Good news, there are many encoding techniques that have been developed to address different types of categorical data. This talk will provide an overview on various encoding methods available in data science, and a guidance on decision making about which one is appropriate for the data at hand.
Join this talk if you would like to hear about the importance of feature encoding and why it is important to not default to One Hot Encoding in every scenario. It will start with commonly used approaches and will progress into more advanced and powerful techniques which can help extract meaningful information from the data.

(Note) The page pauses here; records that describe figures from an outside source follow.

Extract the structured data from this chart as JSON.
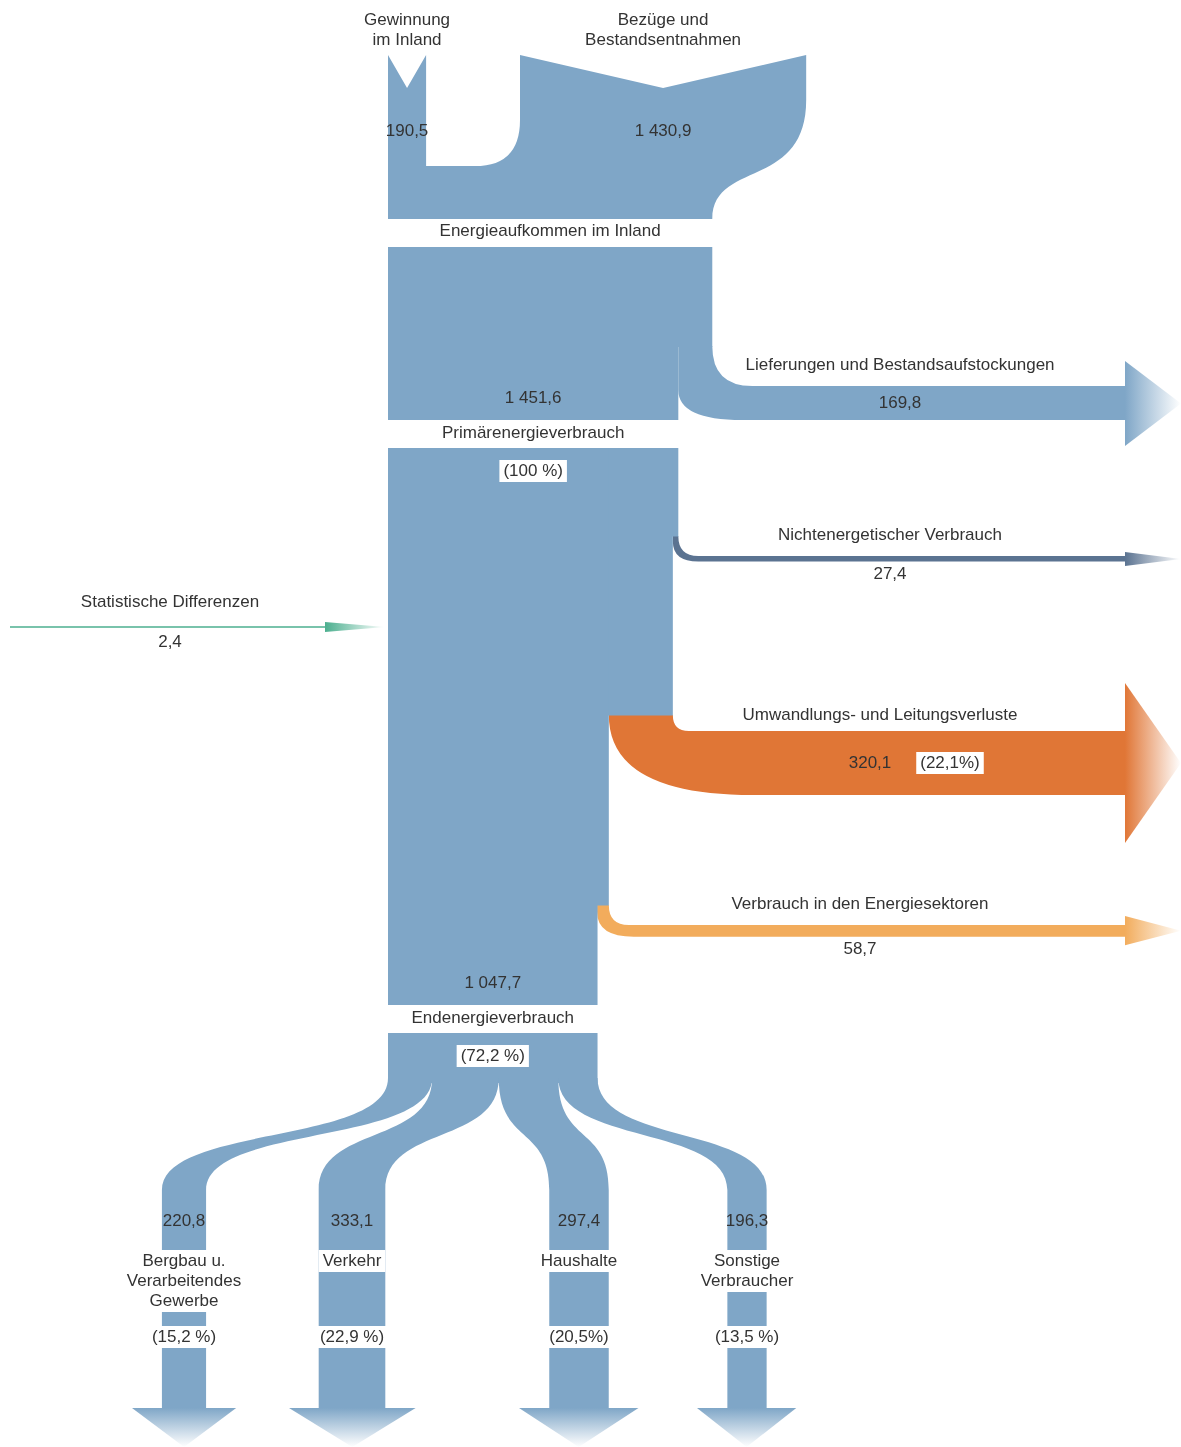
{
  "chart_data": {
    "type": "other",
    "categories": [
      "Gewinnung im Inland",
      "Bezüge und Bestandsentnahmen",
      "Energieaufkommen im Inland",
      "Lieferungen und Bestandsaufstockungen",
      "Primärenergieverbrauch",
      "Nichtenergetischer Verbrauch",
      "Statistische Differenzen",
      "Umwandlungs- und Leitungsverluste",
      "Verbrauch in den Energiesektoren",
      "Endenergieverbrauch",
      "Bergbau u. Verarbeitendes Gewerbe",
      "Verkehr",
      "Haushalte",
      "Sonstige Verbraucher"
    ],
    "values": [
      190.5,
      1430.9,
      null,
      169.8,
      1451.6,
      27.4,
      2.4,
      320.1,
      58.7,
      1047.7,
      220.8,
      333.1,
      297.4,
      196.3
    ],
    "value_labels": [
      "190,5",
      "1 430,9",
      null,
      "169,8",
      "1 451,6",
      "27,4",
      "2,4",
      "320,1",
      "58,7",
      "1 047,7",
      "220,8",
      "333,1",
      "297,4",
      "196,3"
    ],
    "colors": [
      "#7fa6c7",
      "#7fa6c7",
      "#7fa6c7",
      "#7fa6c7",
      "#7fa6c7",
      "#5b7391",
      "#4caf8f",
      "#e07636",
      "#f2ac5c",
      "#7fa6c7",
      "#7fa6c7",
      "#7fa6c7",
      "#7fa6c7",
      "#7fa6c7"
    ],
    "annotations": [
      {
        "text": "(100 %)",
        "x": "Primärenergieverbrauch"
      },
      {
        "text": "(22,1%)",
        "x": "Umwandlungs- und Leitungsverluste"
      },
      {
        "text": "(72,2 %)",
        "x": "Endenergieverbrauch"
      },
      {
        "text": "(15,2 %)",
        "x": "Bergbau u. Verarbeitendes Gewerbe"
      },
      {
        "text": "(22,9 %)",
        "x": "Verkehr"
      },
      {
        "text": "(20,5%)",
        "x": "Haushalte"
      },
      {
        "text": "(13,5 %)",
        "x": "Sonstige Verbraucher"
      }
    ]
  }
}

For each presented encoder, after this talk you will know:
- When to use it
- When NOT to use it
- Important considerations specific to the encoder
- Python library that offers a built-in method with the encoder, facilitating easy integration into feature engineering pipelines.
I will explore different feature encoding approaches and provide guidance for decision-making. I will cover simpler methods like Label, One Hot, and Frequency encoding, progressing to powerful techniques like Target and Rare Label encoding. Finally, I will explain more complex approaches like Weight of Evidence, Hash and Catboost encoding. I will close the talk with summarizing the key takeaways.
Target Audience:
Data scientists and anyone interested in feature encoding
Previous experience with feature encoders can be useful but is not mandatory to follow the talk.
No previous knowledge expected
Ana is a data scientist experienced in the payments industry with a focus on the risk domain. With background in information and data science, she has contributed to building ML solutions for mitigating customer risk and optimizing customer monitoring processes.